Quick swing by, I'll note that the pro-Russian arguments in this thread are some of the best I've seen, considerably better than the propaganda I've seen out of actual Russian proxies. I am less bullish on US support for Ukraine than I was after looking through this thread, though my biases are already shaped fairly heavily by other sites and public opinion and I'm not dropping my old position right after reading a few interesting arguments.
I have the following thoughts and questions.
1. If Russia does go full North Korea, how hard is it for China to prop them up like they do actual North Korea? I think part of why North Korea works is the geographic isolation from any competing system as well as being pretty small, while Russia has huge security concerns, a large population, and nearby rivals. I'm very unsure how well the metaphor holds, and how close Russia might be to full on collapse.
2. I do feel fairly happy blaming Russia for the conflict. Even accepting the sane arguments of the West being culpable for playing stupid games and Ukraine having acted unwisely, I think Russia still has almost all of the blame for everything that is happening in this crisis. Russia could've just not tried to invade Ukraine and I fail to see any major problems hitting them besides being annoyed and jealous.
3. IMO the sanctions are set in stone as long as the Putin regime lasts. This is honestly a problem, but sanctions have proven historically difficult to unwind. Any projection of the future, no matter what Russia does in Ukraine, has to factor in that Russia's sanctioned win or lose for years or even decades.
4. I really think a Russian collapse in the field is modestly likely at this point. The sheer logistical incompetence, the bad planning, and the casualty numbers all make this look like a clusterfuck. I don't have to take Ukrainian propaganda numbers as gospel to read estimates that suggest Russia has lost ridiculous troops and equipment compared to how pre-war estimates assumed the war would go.

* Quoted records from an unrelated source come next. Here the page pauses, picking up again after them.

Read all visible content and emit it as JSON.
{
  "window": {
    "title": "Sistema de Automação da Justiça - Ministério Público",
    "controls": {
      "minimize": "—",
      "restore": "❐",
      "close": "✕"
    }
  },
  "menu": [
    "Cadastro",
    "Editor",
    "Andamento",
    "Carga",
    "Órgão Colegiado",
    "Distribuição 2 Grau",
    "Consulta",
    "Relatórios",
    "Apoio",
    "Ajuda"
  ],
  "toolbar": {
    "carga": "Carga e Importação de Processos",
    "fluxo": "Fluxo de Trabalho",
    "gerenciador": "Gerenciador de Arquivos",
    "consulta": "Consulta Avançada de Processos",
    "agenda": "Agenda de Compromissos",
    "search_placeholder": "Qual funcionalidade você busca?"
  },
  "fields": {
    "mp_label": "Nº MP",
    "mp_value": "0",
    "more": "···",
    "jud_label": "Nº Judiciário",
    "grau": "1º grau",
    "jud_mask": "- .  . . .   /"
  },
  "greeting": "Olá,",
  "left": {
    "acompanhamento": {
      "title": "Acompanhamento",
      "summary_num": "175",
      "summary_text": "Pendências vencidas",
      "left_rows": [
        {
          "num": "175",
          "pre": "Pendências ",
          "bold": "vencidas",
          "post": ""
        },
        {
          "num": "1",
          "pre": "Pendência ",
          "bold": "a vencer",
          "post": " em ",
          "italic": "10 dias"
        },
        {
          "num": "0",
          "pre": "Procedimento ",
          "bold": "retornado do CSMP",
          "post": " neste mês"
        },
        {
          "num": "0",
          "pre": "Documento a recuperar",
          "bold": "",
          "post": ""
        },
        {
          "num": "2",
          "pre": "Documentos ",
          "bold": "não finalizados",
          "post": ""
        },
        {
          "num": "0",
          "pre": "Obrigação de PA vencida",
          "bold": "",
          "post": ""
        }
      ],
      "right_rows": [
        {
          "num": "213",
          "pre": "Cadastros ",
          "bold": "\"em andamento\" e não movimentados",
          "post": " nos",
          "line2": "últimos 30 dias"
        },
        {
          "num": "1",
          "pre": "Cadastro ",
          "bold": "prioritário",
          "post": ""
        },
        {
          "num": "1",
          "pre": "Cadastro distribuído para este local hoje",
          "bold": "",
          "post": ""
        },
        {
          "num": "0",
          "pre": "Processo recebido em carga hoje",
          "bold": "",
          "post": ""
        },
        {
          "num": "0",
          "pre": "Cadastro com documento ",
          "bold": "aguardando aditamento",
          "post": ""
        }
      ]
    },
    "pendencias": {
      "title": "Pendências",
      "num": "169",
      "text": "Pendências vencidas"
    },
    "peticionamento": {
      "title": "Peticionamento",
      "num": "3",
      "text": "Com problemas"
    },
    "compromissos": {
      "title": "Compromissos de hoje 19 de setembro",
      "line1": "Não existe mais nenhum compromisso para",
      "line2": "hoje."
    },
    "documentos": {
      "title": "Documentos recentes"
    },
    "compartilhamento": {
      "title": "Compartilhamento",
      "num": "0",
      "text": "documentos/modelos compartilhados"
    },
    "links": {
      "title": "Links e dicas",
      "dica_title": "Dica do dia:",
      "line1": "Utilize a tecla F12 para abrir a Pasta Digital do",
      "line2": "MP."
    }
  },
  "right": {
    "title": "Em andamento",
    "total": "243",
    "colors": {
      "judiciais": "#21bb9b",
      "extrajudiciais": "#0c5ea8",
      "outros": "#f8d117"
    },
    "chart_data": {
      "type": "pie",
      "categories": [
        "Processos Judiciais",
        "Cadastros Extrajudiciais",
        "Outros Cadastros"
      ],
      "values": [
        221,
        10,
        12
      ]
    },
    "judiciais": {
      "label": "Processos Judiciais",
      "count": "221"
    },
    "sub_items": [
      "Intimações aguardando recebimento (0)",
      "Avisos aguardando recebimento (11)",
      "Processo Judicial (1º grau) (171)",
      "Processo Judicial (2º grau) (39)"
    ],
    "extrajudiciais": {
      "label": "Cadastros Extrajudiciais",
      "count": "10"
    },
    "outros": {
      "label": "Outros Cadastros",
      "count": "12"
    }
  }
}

5. I doubt that there's going to be an anti-Putin coup. Putin seems to have coup-proofed his system fairly well and the groups most harmed by the sanctions, oligarchs and common people, don't seem to have any power to overthrow the system.
6. The real question for me is how long can Russia sustain an occupation of Ukraine? Russia seems to have made absolutely no plan for needing to sustain anything more than a quick coup against a neutral population. Russia has serious advantages in raw numbers and stocks of weapons, but the challenges involved with occupying Ukraine while sanctioned seem impressive.
7. I honestly suspect we're in one of the better timeline outcomes here. I think Russia going crazy over a non-NATO member was much safer than if it hit NATO or the EU member states, and the dangers involved with escalation would be much higher if Russia was losing a war against a credible threat instead of apparently running low on spare resources when engaging in a pissing match over Ukraine not liking them anymore. Given the planning appears to have been "sponsor a coup where no one fights back, asking about Plan B sounds like something a traitor would do" I think the Russian leadership was likely to do something roughly like this on one of their bordering countries even if Ukraine was still as quiescent as Belarus.